In the review by Laohachai and Ayers, it is further discussed whether an abnormal pulmonary flow can cause an impaired development of the alveoli as the patients grow [29]. Alterations in the pulmonary vasculature in Fontan patients begin in utero, as a result of the congenital heart malformation [5]. After birth, changes in pulmonary hemodynamics depend on the underlying anatomy and surgical procedures. The final result for all patients is the non-pulsatile pulmonary flow established at the Fontan completion, which often occurs around three years of age. During these first years of life, a massive development of lung parenchyma also takes place. The formation of the alveoli starts in utero, but the number of alveoli continues to increase at least during the first 2 years after birth [40]. Further growth of existing alveoli increases the alveolar volume up until early adulthood [4]. Given this development of lung parenchyma early in life, it seems plausible that the altered pulmonary hemodynamics found in Fontan patients could have a negative impact on alveolar volume. This is a noteworthy theory in relation to our findings. The VA was only slightly reduced in the pediatric group at PFT-I, at about 95% of predicted. However, the VA significantly declined in the pediatric group during the study period. The %pred VA did not decline in the adult group but was relatively stable, with a median %pred of 78% at PFT-II. Given these observations, we believe that the reduced VA found in the adult Fontan patients is primarily explained by impaired growth of the alveoli throughout childhood and adolescence—which could be secondary to unfavorable hemodynamics. Both the %pred Dm and DLNO did however decline in the adult group. It is, therefore, reason to believe that the hemodynamics of the Fontan circulation can negatively impact both the lung development during growth but also continue to negatively affect the alveolar capillary membrane after the lungs are fully developed.

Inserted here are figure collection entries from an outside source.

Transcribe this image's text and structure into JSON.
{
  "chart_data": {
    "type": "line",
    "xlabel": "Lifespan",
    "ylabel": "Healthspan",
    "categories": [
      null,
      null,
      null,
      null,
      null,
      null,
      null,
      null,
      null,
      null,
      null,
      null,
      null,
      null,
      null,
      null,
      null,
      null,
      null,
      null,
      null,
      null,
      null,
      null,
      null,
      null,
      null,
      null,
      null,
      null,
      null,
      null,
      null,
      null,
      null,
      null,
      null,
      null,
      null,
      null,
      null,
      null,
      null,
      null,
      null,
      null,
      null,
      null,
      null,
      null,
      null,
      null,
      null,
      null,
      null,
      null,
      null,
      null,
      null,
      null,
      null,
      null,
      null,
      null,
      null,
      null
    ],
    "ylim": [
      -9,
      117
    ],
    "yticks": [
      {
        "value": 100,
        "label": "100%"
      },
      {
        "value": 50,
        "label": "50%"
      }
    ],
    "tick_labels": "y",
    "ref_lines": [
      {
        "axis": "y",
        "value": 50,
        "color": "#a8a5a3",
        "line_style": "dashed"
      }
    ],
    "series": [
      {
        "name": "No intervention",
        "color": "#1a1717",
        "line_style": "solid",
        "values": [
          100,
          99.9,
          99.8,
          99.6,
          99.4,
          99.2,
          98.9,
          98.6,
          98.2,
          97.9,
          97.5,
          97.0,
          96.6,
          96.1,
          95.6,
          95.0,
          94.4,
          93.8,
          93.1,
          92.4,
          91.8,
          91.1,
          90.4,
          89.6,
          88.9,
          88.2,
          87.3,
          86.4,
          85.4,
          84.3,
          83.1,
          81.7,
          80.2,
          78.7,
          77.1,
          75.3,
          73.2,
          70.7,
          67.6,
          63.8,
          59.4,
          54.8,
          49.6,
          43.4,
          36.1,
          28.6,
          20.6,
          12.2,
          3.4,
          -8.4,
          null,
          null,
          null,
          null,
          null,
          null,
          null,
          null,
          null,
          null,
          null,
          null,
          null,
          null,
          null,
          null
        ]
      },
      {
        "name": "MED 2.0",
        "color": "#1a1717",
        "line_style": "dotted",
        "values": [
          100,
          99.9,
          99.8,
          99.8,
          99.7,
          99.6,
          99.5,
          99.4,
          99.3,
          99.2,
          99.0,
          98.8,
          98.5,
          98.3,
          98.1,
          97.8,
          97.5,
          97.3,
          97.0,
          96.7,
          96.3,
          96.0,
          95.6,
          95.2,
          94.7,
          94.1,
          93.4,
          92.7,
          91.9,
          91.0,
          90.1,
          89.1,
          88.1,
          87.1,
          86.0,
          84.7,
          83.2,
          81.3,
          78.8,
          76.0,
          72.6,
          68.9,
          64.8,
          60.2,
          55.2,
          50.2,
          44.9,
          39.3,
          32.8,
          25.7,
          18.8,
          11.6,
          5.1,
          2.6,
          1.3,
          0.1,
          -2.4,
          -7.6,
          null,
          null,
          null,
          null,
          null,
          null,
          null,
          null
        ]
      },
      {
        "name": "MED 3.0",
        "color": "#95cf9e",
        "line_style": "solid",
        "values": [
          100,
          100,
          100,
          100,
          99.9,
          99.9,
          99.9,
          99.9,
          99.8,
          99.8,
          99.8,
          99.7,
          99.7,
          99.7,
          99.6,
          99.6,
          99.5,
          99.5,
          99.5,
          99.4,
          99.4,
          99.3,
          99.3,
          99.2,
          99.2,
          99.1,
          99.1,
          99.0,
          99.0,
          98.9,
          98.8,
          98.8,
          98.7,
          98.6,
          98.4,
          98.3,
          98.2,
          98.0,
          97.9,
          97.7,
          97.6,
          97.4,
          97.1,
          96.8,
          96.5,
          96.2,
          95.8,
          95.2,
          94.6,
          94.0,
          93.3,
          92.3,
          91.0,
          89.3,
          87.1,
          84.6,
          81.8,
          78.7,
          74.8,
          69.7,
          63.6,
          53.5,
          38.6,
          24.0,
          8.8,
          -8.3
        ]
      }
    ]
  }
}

In our regression analyses, DLNO was the only lung parameter found to be significantly associated with clinical parameters. As previously mentioned, the DLNO is mainly dependent of a well-functioning alveolar capillary membrane [20]. In our multivariate model adjusting for age, sex, and VA, %pred DLNO remained positively associated with %pred VO2_peak, while a lateral tunnel or classic Fontan type was negatively associated with %pred DLNO. It is well established that DLNO is strongly correlated with VO2_peak in healthy people [41, 42], which we also found in our patients. Recent studies, including our own data [15, 43], suggest that increased physical activity can affect VO2_peak in Fontan patients. Physical activity might, therefore, have a more beneficial impact on lung function in Fontan patients than previously assumed. Previous studies have also reported associations between VO2_peak and FVC as well as FEV1 [6, 13], which we did not find, aligning with the more recent study by Laohachai et al. [10]. Laohachai et al., however, found an association between higher age at Fontan completion and abnormal lung volumes, which we did not find in this study. As the causes of lung impairment in Fontan patients seem to be multifactorial, and the patient populations often are heterogenous, this may explain the differing results.